1

1.5K 237 20
                                    

Motor yang Oniel kendarai perlahan berhenti di parkiran sekolah. Gadis itu melepas helm, lalu merapihkan rambut yang sedikit berantakan akibat angin. Kemudian berjalan menuju kelasnya.

Suasana sekolah sepertinya tidak ada yang berubah setelah dua hari Oniel tidak masuk. Kecuali poster poster kampanye Ketua OSIS yang sudah dicopot dari mading dan kaca jendela kelas, membuatnya tampak lebih bersih dan lapang. Cukup lebih nyaman dilihat daripada sebelumnya.

Sampai di kelas, Oniel meletakan tas dan duduk di bangku. Menyandarkan punggungnya pada sandaran kursi, lalu menoleh ke arah Lulu yang sepertinya sedang sibuk menyalin tulisan dari buku cetak ke buku tulisnya.

"Ada PR?" Tanya Oniel.

"Gak ada. Ini rangkuman catetan Bu Kinal, gue belum selesai." Kata Lulu tanpa menoleh, "Lo udah sehat?"

"Ya kalo belum, gue gak bakal masuk sekolah hari ini."

"Masuk akal." Lulu kemudian menutup bukunya dan meletakan pulpen, lalu menoleh ke Oniel, "Lo dicariin Kak Mira. Ngomel mulu tuh anak dari kemaren."

Oniel mengernyit, "Kenapa?"

"Biasalah Kak Mira kalo kita gak lengkap,"

"Dih, biasanya juga sering gue tinggal ke ruang musik,"

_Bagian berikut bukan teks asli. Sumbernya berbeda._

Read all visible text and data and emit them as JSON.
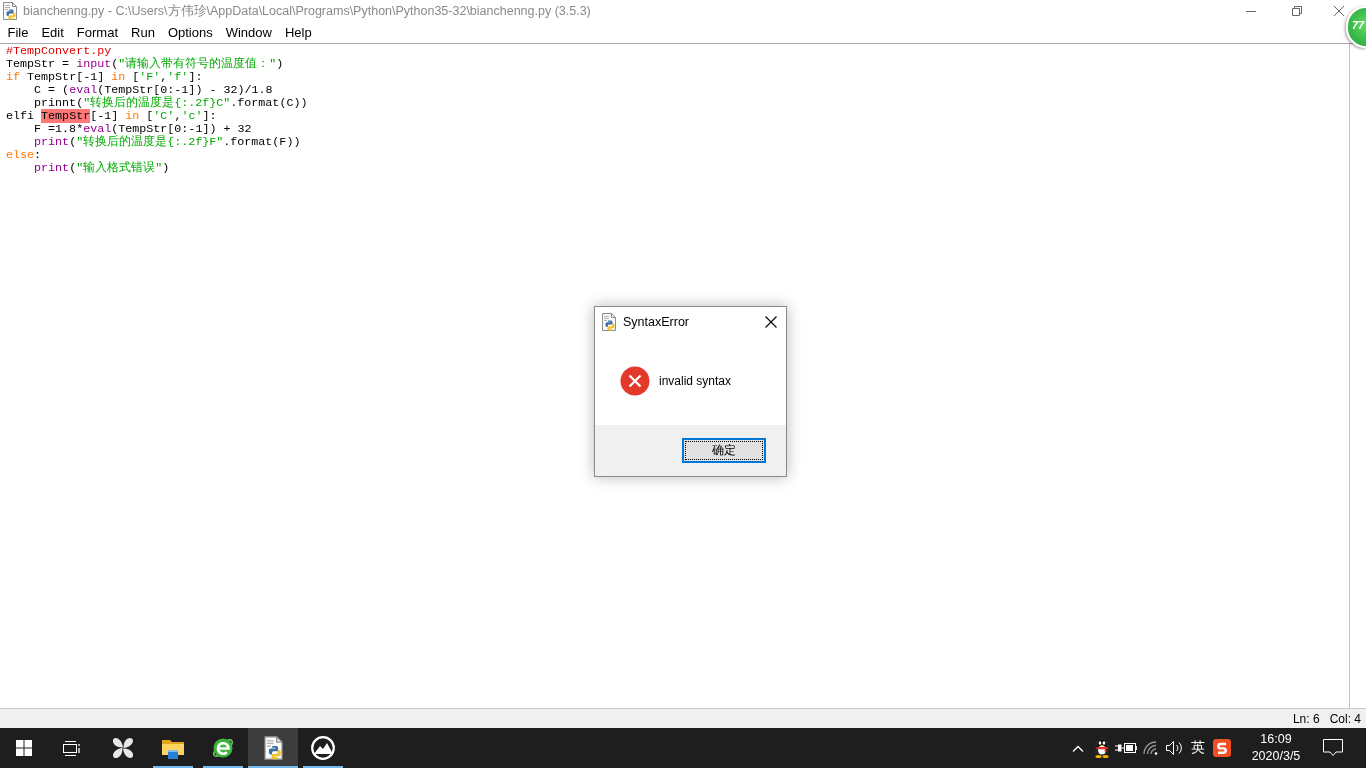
{
  "window": {
    "title": "bianchenng.py - C:\\Users\\方伟珍\\AppData\\Local\\Programs\\Python\\Python35-32\\bianchenng.py (3.5.3)"
  },
  "floating_ball": {
    "label": "77"
  },
  "menu": [
    {
      "label": "File"
    },
    {
      "label": "Edit"
    },
    {
      "label": "Format"
    },
    {
      "label": "Run"
    },
    {
      "label": "Options"
    },
    {
      "label": "Window"
    },
    {
      "label": "Help"
    }
  ],
  "editor": {
    "lines": [
      {
        "tokens": [
          {
            "kind": "comment",
            "text": "#TempConvert.py"
          }
        ]
      },
      {
        "tokens": [
          {
            "kind": "plain",
            "text": "TempStr = "
          },
          {
            "kind": "builtin",
            "text": "input"
          },
          {
            "kind": "plain",
            "text": "("
          },
          {
            "kind": "string",
            "text": "\"请输入带有符号的温度值：\""
          },
          {
            "kind": "plain",
            "text": ")"
          }
        ]
      },
      {
        "tokens": [
          {
            "kind": "keyword",
            "text": "if"
          },
          {
            "kind": "plain",
            "text": " TempStr[-1] "
          },
          {
            "kind": "keyword",
            "text": "in"
          },
          {
            "kind": "plain",
            "text": " ["
          },
          {
            "kind": "string",
            "text": "'F'"
          },
          {
            "kind": "plain",
            "text": ","
          },
          {
            "kind": "string",
            "text": "'f'"
          },
          {
            "kind": "plain",
            "text": "]:"
          }
        ],
        "children": [
          {
            "tokens": [
              {
                "kind": "plain",
                "text": "C = ("
              },
              {
                "kind": "builtin",
                "text": "eval"
              },
              {
                "kind": "plain",
                "text": "(TempStr[0:-1]) - 32)/1.8"
              }
            ]
          },
          {
            "tokens": [
              {
                "kind": "plain",
                "text": "prinnt("
              },
              {
                "kind": "string",
                "text": "\"转换后的温度是{:.2f}C\""
              },
              {
                "kind": "plain",
                "text": ".format(C))"
              }
            ]
          }
        ]
      },
      {
        "tokens": [
          {
            "kind": "plain",
            "text": "elfi "
          },
          {
            "kind": "error",
            "text": "TempStr"
          },
          {
            "kind": "plain",
            "text": "[-1] "
          },
          {
            "kind": "keyword",
            "text": "in"
          },
          {
            "kind": "plain",
            "text": " ["
          },
          {
            "kind": "string",
            "text": "'C'"
          },
          {
            "kind": "plain",
            "text": ","
          },
          {
            "kind": "string",
            "text": "'c'"
          },
          {
            "kind": "plain",
            "text": "]:"
          }
        ],
        "children": [
          {
            "tokens": [
              {
                "kind": "plain",
                "text": "F =1.8*"
              },
              {
                "kind": "builtin",
                "text": "eval"
              },
              {
                "kind": "plain",
                "text": "(TempStr[0:-1]) + 32"
              }
            ]
          },
          {
            "tokens": [
              {
                "kind": "builtin",
                "text": "print"
              },
              {
                "kind": "plain",
                "text": "("
              },
              {
                "kind": "string",
                "text": "\"转换后的温度是{:.2f}F\""
              },
              {
                "kind": "plain",
                "text": ".format(F))"
              }
            ]
          }
        ]
      },
      {
        "tokens": [
          {
            "kind": "keyword",
            "text": "else"
          },
          {
            "kind": "plain",
            "text": ":"
          }
        ],
        "children": [
          {
            "tokens": [
              {
                "kind": "builtin",
                "text": "print"
              },
              {
                "kind": "plain",
                "text": "("
              },
              {
                "kind": "string",
                "text": "\"输入格式错误\""
              },
              {
                "kind": "plain",
                "text": ")"
              }
            ]
          }
        ]
      }
    ]
  },
  "status_bar": {
    "line": "Ln: 6",
    "column": "Col: 4"
  },
  "dialog": {
    "title": "SyntaxError",
    "message": "invalid syntax",
    "button": "确定"
  },
  "taskbar": {
    "apps": [
      {
        "kind": "pinwheel",
        "running": false,
        "selected": false
      },
      {
        "kind": "folder",
        "running": true,
        "selected": false
      },
      {
        "kind": "browser",
        "running": true,
        "selected": false
      },
      {
        "kind": "python",
        "running": true,
        "selected": true
      },
      {
        "kind": "mountain",
        "running": true,
        "selected": false
      }
    ],
    "input_mode": "英",
    "clock": {
      "time": "16:09",
      "date": "2020/3/5"
    }
  }
}
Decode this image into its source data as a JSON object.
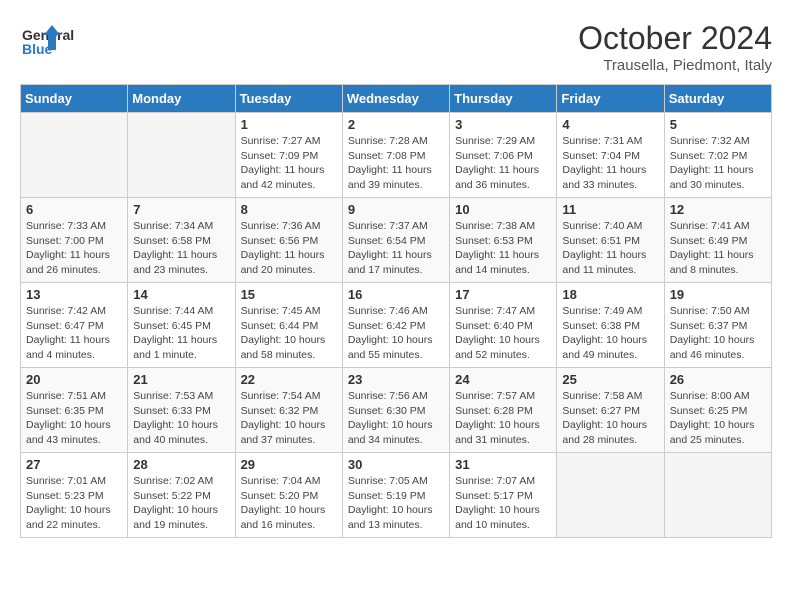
{
  "header": {
    "logo_line1": "General",
    "logo_line2": "Blue",
    "month_title": "October 2024",
    "location": "Trausella, Piedmont, Italy"
  },
  "days_of_week": [
    "Sunday",
    "Monday",
    "Tuesday",
    "Wednesday",
    "Thursday",
    "Friday",
    "Saturday"
  ],
  "weeks": [
    [
      {
        "day": "",
        "empty": true
      },
      {
        "day": "",
        "empty": true
      },
      {
        "day": "1",
        "sunrise": "7:27 AM",
        "sunset": "7:09 PM",
        "daylight": "11 hours and 42 minutes."
      },
      {
        "day": "2",
        "sunrise": "7:28 AM",
        "sunset": "7:08 PM",
        "daylight": "11 hours and 39 minutes."
      },
      {
        "day": "3",
        "sunrise": "7:29 AM",
        "sunset": "7:06 PM",
        "daylight": "11 hours and 36 minutes."
      },
      {
        "day": "4",
        "sunrise": "7:31 AM",
        "sunset": "7:04 PM",
        "daylight": "11 hours and 33 minutes."
      },
      {
        "day": "5",
        "sunrise": "7:32 AM",
        "sunset": "7:02 PM",
        "daylight": "11 hours and 30 minutes."
      }
    ],
    [
      {
        "day": "6",
        "sunrise": "7:33 AM",
        "sunset": "7:00 PM",
        "daylight": "11 hours and 26 minutes."
      },
      {
        "day": "7",
        "sunrise": "7:34 AM",
        "sunset": "6:58 PM",
        "daylight": "11 hours and 23 minutes."
      },
      {
        "day": "8",
        "sunrise": "7:36 AM",
        "sunset": "6:56 PM",
        "daylight": "11 hours and 20 minutes."
      },
      {
        "day": "9",
        "sunrise": "7:37 AM",
        "sunset": "6:54 PM",
        "daylight": "11 hours and 17 minutes."
      },
      {
        "day": "10",
        "sunrise": "7:38 AM",
        "sunset": "6:53 PM",
        "daylight": "11 hours and 14 minutes."
      },
      {
        "day": "11",
        "sunrise": "7:40 AM",
        "sunset": "6:51 PM",
        "daylight": "11 hours and 11 minutes."
      },
      {
        "day": "12",
        "sunrise": "7:41 AM",
        "sunset": "6:49 PM",
        "daylight": "11 hours and 8 minutes."
      }
    ],
    [
      {
        "day": "13",
        "sunrise": "7:42 AM",
        "sunset": "6:47 PM",
        "daylight": "11 hours and 4 minutes."
      },
      {
        "day": "14",
        "sunrise": "7:44 AM",
        "sunset": "6:45 PM",
        "daylight": "11 hours and 1 minute."
      },
      {
        "day": "15",
        "sunrise": "7:45 AM",
        "sunset": "6:44 PM",
        "daylight": "10 hours and 58 minutes."
      },
      {
        "day": "16",
        "sunrise": "7:46 AM",
        "sunset": "6:42 PM",
        "daylight": "10 hours and 55 minutes."
      },
      {
        "day": "17",
        "sunrise": "7:47 AM",
        "sunset": "6:40 PM",
        "daylight": "10 hours and 52 minutes."
      },
      {
        "day": "18",
        "sunrise": "7:49 AM",
        "sunset": "6:38 PM",
        "daylight": "10 hours and 49 minutes."
      },
      {
        "day": "19",
        "sunrise": "7:50 AM",
        "sunset": "6:37 PM",
        "daylight": "10 hours and 46 minutes."
      }
    ],
    [
      {
        "day": "20",
        "sunrise": "7:51 AM",
        "sunset": "6:35 PM",
        "daylight": "10 hours and 43 minutes."
      },
      {
        "day": "21",
        "sunrise": "7:53 AM",
        "sunset": "6:33 PM",
        "daylight": "10 hours and 40 minutes."
      },
      {
        "day": "22",
        "sunrise": "7:54 AM",
        "sunset": "6:32 PM",
        "daylight": "10 hours and 37 minutes."
      },
      {
        "day": "23",
        "sunrise": "7:56 AM",
        "sunset": "6:30 PM",
        "daylight": "10 hours and 34 minutes."
      },
      {
        "day": "24",
        "sunrise": "7:57 AM",
        "sunset": "6:28 PM",
        "daylight": "10 hours and 31 minutes."
      },
      {
        "day": "25",
        "sunrise": "7:58 AM",
        "sunset": "6:27 PM",
        "daylight": "10 hours and 28 minutes."
      },
      {
        "day": "26",
        "sunrise": "8:00 AM",
        "sunset": "6:25 PM",
        "daylight": "10 hours and 25 minutes."
      }
    ],
    [
      {
        "day": "27",
        "sunrise": "7:01 AM",
        "sunset": "5:23 PM",
        "daylight": "10 hours and 22 minutes."
      },
      {
        "day": "28",
        "sunrise": "7:02 AM",
        "sunset": "5:22 PM",
        "daylight": "10 hours and 19 minutes."
      },
      {
        "day": "29",
        "sunrise": "7:04 AM",
        "sunset": "5:20 PM",
        "daylight": "10 hours and 16 minutes."
      },
      {
        "day": "30",
        "sunrise": "7:05 AM",
        "sunset": "5:19 PM",
        "daylight": "10 hours and 13 minutes."
      },
      {
        "day": "31",
        "sunrise": "7:07 AM",
        "sunset": "5:17 PM",
        "daylight": "10 hours and 10 minutes."
      },
      {
        "day": "",
        "empty": true
      },
      {
        "day": "",
        "empty": true
      }
    ]
  ],
  "labels": {
    "sunrise": "Sunrise:",
    "sunset": "Sunset:",
    "daylight": "Daylight:"
  }
}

"Tau. Gak jelas emang tuh opung opung satu," Lulu mendengus.



*~"~*



"Riel, gue tadi ketemu Bu Melody, katanya lo disuruh siaran siang ini."

Ariel menoleh ketika Amel selesai mengatakan itu, dahinya mengernyit, "Lah, gue kan cuma ngurusin ruang radio anjir, bukannya ngikut siaran."

"Lo ketauan pernah nyiar di radio luar anjir, makanya disuruh." Kata Amel, ia kemudian menepuk bahu Ariel, "Turut prihatin deh buat lo. Semangat ya,"

Ariel menghela nafasnya pasrah. Padahal tadinya ia sudah menyembunyikan bahwa ia seorang penyiar. Hanya Amel sebagai orang terdekatnya yang tau. Tapi entah gurunya itu bisa mendapatkan informasi darimana, Ariel juga heran.

"Gue rasa jadi penyiar radio sekolah waktu makan siang juga gak buruk buruk amat deh, Riel. Emang kenapa sih lo gak mau?"

"Ya males aja, Mel. Gue tuh maunya pas jam makan siang ya makan siang dengan tenang, bukannya ngurusin begituan." Kata Ariel, "Dan lo tau sendiri lah, Eve."

Amel tertawa, "Yaelah Eve doang, biasa juga beranteman kan,"

Ariel mendelik sebal. Amel pasti tau seberapa menyebalkannya Eve ketika bertemu dengan Ariel di sekolah. Tapi yang Amel tidak tau, Eve jauh lebih menyebalkannya ketika di rumah.

Dengan Ariel menjadi penyiar sekolah, akan bertambah lah bahan ledekan Eve untuk menyerang dan membuat Ariel kesal. Dan yang bisa Ariel lakukan untuk membalasnya adalah dengan memukul Eve. Kemudian berakhir dengan perang antar kedua saudara itu.

"Yaudah jadi intinya lo mau atau nggak?" Amel bertanya lagi.

"Ya kalopun gue gak mau, Bu Melody pasti bakal maksa kan?"

"Masuk akal sih. Yaudah semangat ya, semoga banyak yang mau denger,"

Ariel menghela nafas, "Jangan berharap deh Mel,"

Amel kembali tertawa. Kali ini lebih keras, mengundang Ariel untuk ikut tersenyum.